Posted: July 25, 2012
Updated: November 6, 2012
The ABQ BioPark Zoo hatched its first Micronesian kingfisher on Sunday, July 15. Micronesian kingfishers (Todiramphus cinnamominus) are extinct in the wild, and this chick is an important addition to the captive flock that zoos have been protecting for the past 27 years. The chick is being hand-reared behind the scenes.
Found only on Guam, Micronesian kingfisher populations dwindled to near extinction after World War II when brown tree snakes were introduced to the island. Zoos collected the surviving 29 birds to guard them from snake predation. Today, there are about 135 Guam kingfishers in the world, all in captive breeding facilities. Ongoing issues with the brown tree snake continue in Guam. However, biologists are considering several South Pacific islands as future sites for re-establishing wild populations.
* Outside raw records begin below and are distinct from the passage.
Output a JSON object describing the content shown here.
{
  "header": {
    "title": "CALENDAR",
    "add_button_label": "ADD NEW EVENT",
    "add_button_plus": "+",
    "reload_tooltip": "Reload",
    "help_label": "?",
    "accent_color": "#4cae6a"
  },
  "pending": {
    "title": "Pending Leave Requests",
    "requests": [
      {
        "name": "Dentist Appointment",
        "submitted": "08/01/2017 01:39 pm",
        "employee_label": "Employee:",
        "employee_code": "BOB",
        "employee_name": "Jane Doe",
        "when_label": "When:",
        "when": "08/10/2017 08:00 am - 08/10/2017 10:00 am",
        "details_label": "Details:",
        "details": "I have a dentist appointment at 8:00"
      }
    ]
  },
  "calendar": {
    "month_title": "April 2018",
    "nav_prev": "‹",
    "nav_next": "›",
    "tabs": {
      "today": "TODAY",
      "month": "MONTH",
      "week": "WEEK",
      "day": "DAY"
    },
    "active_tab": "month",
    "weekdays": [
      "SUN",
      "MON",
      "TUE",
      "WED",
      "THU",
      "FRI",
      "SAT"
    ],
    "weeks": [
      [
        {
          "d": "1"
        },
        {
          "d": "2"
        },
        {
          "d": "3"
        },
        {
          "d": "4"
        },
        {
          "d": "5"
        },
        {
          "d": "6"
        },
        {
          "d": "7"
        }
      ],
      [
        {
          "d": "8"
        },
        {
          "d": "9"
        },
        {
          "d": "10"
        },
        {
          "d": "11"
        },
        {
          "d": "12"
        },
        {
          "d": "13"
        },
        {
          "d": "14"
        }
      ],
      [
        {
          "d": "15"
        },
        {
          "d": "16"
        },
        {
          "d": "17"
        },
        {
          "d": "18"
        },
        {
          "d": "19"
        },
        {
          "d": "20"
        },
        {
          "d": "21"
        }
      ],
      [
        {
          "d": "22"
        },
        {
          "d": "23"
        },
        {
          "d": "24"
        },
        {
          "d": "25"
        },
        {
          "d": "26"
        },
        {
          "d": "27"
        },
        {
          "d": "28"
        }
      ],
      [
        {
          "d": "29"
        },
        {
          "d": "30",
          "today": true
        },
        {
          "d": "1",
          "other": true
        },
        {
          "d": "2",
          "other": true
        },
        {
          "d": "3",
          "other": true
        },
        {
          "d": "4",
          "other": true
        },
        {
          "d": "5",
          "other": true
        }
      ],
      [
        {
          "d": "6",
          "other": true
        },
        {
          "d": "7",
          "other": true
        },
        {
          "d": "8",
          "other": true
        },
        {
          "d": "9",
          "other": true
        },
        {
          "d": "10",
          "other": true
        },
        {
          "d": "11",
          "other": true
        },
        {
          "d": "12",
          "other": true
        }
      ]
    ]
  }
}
“This is a prime example of a zoo program that has kept a species alive while habitat issues are addressed in the wild,” said Peter Shannon, Curator of Birds. “Without captive breeding, many species would no longer exist. Zoos serve an important role in the preservation and conservation of our natural world.”
Micronesian kingfishers typically raise only one chick at a time and are particular about nesting sites. BioPark staff found that a soft cork marketed to duck decoy carvers perfectly mimics the partially rotted logs the kingfishers use to nest. This material may solve the challenge zoos face when trying to find logs suitable for nest cavities.
Four adult Micronesian kingfishers and the new chick live at the Zoo. Visitors can see one pair in Tropical America. As soon as the breeding season ends, the second pair will move into Night Watch. These exhibits are included with regular admission and are open daily from 9 a.m. – 5 p.m.
A Second Hatch!
A second Micronesian kingfisher hatched at the ABQ BioPark on September 28. Both chicks have feathered out and are thriving. The younger chick is still being hand-fed, as of early November. The older chick is self-feeding and flying around in a holding exhibit behind-the-scenes.